Auch hatten "neben der 'Süddeutschen Zeitung' und dem ICIJ, entgegen anderslautenden Behauptungen, auch Redakteure großer Medien Dokumente aus den Panama Papers vorliegen – und entschieden, nicht darüber zu berichten. Die traurige Wahrheit ist, dass einige der prominentesten und fähigsten Medienorganisationen der Welt nicht daran interessiert waren, über diese Geschichte zu berichten. Sogar Wikileaks hat wiederholt nicht auf meine Nachrichten reagiert", schreibt "John Doe".

2,6 Terabyte Daten

Wie die Quelle an die 2,6 Terabyte vertraulicher Daten der Kanzlei gelangt ist, bleibt weiter unklar. Mossack Fonseca vermutet einen Hackerangriff auf seine Server. IT-Experten bezweifeln allerdings, dass eine so große Datenmenge von außen gestohlen werden konnte. Mossack Fonseca versucht, die Veröffentlichung der Rohdaten der Panama Papers, die für Montag angekündigt ist, zu verhindern.
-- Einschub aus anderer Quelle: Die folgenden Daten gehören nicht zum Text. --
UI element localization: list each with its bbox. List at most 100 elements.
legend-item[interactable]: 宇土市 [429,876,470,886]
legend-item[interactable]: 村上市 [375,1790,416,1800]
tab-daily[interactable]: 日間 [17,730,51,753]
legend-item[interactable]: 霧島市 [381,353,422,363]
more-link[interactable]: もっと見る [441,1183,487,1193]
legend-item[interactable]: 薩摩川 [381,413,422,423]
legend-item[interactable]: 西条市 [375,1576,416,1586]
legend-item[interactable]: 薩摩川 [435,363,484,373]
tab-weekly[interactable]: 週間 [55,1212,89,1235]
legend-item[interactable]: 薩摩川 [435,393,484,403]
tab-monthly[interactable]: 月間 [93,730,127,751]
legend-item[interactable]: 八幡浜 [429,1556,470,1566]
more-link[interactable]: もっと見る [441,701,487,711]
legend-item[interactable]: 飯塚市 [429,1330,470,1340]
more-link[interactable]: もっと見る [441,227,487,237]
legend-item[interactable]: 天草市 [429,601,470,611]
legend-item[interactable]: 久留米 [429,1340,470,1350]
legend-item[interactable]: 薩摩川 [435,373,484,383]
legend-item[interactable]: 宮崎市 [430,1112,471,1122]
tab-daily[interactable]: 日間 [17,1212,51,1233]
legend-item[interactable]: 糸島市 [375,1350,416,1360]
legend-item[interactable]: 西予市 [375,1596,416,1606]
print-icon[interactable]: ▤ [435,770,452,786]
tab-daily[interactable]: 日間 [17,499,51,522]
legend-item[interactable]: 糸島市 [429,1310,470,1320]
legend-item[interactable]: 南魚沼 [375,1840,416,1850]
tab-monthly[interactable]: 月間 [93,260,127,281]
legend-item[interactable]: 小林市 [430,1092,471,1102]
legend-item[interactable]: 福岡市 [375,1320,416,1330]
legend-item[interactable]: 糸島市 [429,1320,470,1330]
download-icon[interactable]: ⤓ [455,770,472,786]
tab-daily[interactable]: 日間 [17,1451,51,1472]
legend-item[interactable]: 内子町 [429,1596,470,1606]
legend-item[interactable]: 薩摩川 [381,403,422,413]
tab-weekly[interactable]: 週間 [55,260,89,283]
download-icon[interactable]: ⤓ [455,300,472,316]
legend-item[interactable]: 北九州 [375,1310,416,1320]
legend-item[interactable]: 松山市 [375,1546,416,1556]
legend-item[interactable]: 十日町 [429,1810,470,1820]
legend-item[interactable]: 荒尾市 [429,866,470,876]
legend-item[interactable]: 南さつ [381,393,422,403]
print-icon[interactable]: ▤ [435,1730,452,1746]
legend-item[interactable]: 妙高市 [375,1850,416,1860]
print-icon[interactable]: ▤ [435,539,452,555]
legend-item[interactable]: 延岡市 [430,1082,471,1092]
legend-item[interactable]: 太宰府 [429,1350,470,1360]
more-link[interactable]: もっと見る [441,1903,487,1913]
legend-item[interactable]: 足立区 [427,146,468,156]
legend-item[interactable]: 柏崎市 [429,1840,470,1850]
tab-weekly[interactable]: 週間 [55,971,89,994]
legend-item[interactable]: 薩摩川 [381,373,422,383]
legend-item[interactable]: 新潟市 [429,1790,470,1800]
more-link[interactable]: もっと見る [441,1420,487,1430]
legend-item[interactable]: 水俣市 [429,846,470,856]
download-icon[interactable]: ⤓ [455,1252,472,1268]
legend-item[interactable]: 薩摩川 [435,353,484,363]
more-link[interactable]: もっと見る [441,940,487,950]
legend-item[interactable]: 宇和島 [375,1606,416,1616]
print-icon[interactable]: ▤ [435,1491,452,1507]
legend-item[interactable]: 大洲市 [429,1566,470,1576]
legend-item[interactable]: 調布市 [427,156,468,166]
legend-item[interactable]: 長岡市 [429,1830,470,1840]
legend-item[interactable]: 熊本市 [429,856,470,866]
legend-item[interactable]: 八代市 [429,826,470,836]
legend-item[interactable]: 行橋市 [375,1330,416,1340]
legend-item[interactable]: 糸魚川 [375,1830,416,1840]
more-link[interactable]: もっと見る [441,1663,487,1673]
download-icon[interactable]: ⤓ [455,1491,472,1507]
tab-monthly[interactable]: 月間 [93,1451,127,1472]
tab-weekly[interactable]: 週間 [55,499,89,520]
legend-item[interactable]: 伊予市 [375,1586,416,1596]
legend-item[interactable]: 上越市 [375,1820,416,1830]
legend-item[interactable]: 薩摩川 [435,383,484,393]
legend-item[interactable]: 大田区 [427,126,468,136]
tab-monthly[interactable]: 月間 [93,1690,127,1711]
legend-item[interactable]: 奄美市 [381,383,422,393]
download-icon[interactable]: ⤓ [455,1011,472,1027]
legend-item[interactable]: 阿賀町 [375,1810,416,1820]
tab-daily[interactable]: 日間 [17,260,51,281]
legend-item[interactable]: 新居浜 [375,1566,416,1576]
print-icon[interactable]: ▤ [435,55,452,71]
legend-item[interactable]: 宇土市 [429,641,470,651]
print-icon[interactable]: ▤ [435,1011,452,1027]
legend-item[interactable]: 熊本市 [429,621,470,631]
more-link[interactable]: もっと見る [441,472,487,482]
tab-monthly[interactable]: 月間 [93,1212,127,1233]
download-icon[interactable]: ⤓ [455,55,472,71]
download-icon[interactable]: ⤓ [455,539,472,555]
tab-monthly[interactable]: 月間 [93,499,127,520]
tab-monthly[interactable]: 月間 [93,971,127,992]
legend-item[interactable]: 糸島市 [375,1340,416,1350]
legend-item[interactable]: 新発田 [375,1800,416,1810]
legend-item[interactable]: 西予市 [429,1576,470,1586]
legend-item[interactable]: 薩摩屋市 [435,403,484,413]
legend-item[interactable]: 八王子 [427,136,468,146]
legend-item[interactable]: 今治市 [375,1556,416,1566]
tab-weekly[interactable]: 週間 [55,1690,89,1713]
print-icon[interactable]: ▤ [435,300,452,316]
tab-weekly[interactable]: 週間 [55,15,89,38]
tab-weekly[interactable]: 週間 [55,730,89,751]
Zahlreiche Medien hatten Anfang April über gut 200.000 von Mossack Fonseca gegründete Briefkastenfirmen berichtet, in denen Politiker, Prominente und Sportler ihr Vermögen geparkt haben sollen. Die Veröffentlichung führte zu Ermittlungen auf der ganzen Welt und einer internationalen Debatte über Steueroasen und Geldwäsche. Mossack Fonseca sieht sich als Opfer eines Datendiebstahls und betont, sich bei ihren Geschäften stets an die Gesetze zu halten. (APA, 6.5.2016)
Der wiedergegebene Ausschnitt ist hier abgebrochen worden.